Speaking during the inaugural session, Dastgir said that there were several reasons for which Pakistan deserved preferential access to the US textile market.

“Several international institutions have substantiated Pakistan’s stable economy, while the security situation has also greatly improved that Pakistan is now a lot safer today than it was a few years ago,” said the minister.

A durably stable Pakistan would not only bring prosperity to its people but would also allow the country to play its role in creating a stable region, he added.

Ambassador Michael Forman was of the view that TIFA serves as a premier forum for advancing US-Pakistan trade investment relationship.

Current economic relationship with Pakistan is just a fraction of what it could be and with TIFA we can seek that potential, he said

He was of the view that under the government of Prime Minister Nawaz Sharif, important structural reforms have been undertaken in Pakistan.

These reforms include economic and energy reforms that has resulted in enhancing overall economic growth and lowering inflation and which provides a conducive environment for further strengthening trade ties between two countries, the ambassador said.
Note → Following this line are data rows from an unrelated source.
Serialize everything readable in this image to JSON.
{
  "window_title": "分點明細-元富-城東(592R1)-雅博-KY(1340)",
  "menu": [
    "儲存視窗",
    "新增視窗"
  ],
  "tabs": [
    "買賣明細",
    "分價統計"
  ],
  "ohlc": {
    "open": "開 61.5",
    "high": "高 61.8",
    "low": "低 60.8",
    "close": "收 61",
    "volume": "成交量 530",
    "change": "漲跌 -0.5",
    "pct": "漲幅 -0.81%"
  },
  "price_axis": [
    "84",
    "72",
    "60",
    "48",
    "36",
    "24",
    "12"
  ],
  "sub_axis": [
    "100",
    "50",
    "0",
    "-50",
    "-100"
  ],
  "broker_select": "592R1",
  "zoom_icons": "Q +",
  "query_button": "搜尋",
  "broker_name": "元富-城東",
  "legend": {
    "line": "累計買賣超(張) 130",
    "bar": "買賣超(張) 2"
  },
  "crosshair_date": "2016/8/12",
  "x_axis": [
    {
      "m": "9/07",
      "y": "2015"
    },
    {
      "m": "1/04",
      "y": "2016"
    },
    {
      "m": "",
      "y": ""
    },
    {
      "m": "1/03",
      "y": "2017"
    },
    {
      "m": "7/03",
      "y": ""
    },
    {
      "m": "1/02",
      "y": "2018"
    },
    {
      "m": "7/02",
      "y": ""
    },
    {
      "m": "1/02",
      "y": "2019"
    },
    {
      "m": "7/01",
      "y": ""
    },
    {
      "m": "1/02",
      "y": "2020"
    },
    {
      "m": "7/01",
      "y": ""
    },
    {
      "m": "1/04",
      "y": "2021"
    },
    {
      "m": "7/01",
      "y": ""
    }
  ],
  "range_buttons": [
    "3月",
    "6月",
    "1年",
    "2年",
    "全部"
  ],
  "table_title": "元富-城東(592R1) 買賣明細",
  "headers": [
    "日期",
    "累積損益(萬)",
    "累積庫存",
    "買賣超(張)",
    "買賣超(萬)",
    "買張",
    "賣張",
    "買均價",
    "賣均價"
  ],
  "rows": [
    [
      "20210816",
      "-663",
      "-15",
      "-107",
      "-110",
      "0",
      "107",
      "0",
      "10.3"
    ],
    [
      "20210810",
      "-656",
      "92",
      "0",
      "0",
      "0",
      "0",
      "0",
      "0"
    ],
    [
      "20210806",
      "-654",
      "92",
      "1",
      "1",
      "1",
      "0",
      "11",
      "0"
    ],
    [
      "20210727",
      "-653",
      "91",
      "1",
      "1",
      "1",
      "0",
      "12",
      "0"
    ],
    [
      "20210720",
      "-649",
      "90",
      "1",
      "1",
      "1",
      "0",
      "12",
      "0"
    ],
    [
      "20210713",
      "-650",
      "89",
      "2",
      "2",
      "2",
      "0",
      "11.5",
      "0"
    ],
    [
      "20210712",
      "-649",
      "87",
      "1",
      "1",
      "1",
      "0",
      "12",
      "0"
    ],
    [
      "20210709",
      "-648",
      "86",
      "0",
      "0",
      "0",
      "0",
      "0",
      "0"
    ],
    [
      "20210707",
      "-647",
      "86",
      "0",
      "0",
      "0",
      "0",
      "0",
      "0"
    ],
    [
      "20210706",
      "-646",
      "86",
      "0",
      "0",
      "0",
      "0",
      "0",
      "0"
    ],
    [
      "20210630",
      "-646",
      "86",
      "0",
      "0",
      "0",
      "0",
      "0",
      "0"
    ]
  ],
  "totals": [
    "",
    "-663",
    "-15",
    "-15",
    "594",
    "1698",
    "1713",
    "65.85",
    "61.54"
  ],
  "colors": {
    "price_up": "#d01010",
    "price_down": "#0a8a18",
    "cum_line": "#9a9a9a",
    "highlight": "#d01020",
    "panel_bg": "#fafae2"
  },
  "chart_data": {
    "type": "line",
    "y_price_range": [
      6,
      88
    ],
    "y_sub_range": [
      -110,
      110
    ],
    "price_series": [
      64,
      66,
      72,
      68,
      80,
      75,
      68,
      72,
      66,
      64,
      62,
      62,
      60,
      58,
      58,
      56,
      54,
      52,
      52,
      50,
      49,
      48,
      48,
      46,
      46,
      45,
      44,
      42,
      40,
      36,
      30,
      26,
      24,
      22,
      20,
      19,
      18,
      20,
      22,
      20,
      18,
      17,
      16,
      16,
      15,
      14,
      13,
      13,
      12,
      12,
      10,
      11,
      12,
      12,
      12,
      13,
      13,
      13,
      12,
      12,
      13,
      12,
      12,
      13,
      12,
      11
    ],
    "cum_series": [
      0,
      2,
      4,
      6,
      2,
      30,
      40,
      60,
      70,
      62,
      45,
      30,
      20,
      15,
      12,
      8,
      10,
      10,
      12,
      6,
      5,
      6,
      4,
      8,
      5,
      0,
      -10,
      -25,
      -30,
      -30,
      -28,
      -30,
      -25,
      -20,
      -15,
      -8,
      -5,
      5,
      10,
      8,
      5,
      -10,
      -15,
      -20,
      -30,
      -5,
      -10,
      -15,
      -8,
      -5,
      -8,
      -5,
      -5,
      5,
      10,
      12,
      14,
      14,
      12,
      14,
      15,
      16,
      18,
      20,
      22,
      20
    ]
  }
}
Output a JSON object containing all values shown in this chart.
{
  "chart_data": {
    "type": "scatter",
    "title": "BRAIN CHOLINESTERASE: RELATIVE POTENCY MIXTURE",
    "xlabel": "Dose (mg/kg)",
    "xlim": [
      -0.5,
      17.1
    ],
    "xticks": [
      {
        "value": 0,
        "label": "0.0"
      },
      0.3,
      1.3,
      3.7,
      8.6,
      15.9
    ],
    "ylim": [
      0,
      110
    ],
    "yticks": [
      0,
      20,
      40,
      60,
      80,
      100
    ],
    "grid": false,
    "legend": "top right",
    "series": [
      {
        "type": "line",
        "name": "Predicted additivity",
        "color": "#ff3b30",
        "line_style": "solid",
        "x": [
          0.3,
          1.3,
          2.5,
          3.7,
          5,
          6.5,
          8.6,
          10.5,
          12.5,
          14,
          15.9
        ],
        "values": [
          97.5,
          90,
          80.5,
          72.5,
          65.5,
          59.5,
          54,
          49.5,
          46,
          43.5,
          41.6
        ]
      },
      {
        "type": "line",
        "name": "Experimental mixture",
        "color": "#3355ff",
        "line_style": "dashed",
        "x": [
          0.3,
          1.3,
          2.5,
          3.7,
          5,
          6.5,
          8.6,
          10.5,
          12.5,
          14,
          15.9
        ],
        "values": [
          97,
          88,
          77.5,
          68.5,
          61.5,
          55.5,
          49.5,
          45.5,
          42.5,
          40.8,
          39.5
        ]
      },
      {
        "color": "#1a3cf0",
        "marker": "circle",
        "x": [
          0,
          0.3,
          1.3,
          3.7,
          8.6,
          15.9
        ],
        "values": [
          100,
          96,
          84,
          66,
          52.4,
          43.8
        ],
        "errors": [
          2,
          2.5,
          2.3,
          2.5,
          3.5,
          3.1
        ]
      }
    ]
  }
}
During the meeting, the two sides discussed ways and means to improve access of Pakistani exports to the United States, including those of textiles, agricultural items, enforcement of intellectual property rights in Pakistan, establishing dispute resolution mechanisms, opening up of defence procurement in Afghanistan to Pakistani companies, holding the next business opportunities conference in Pakistan and other trade related matters.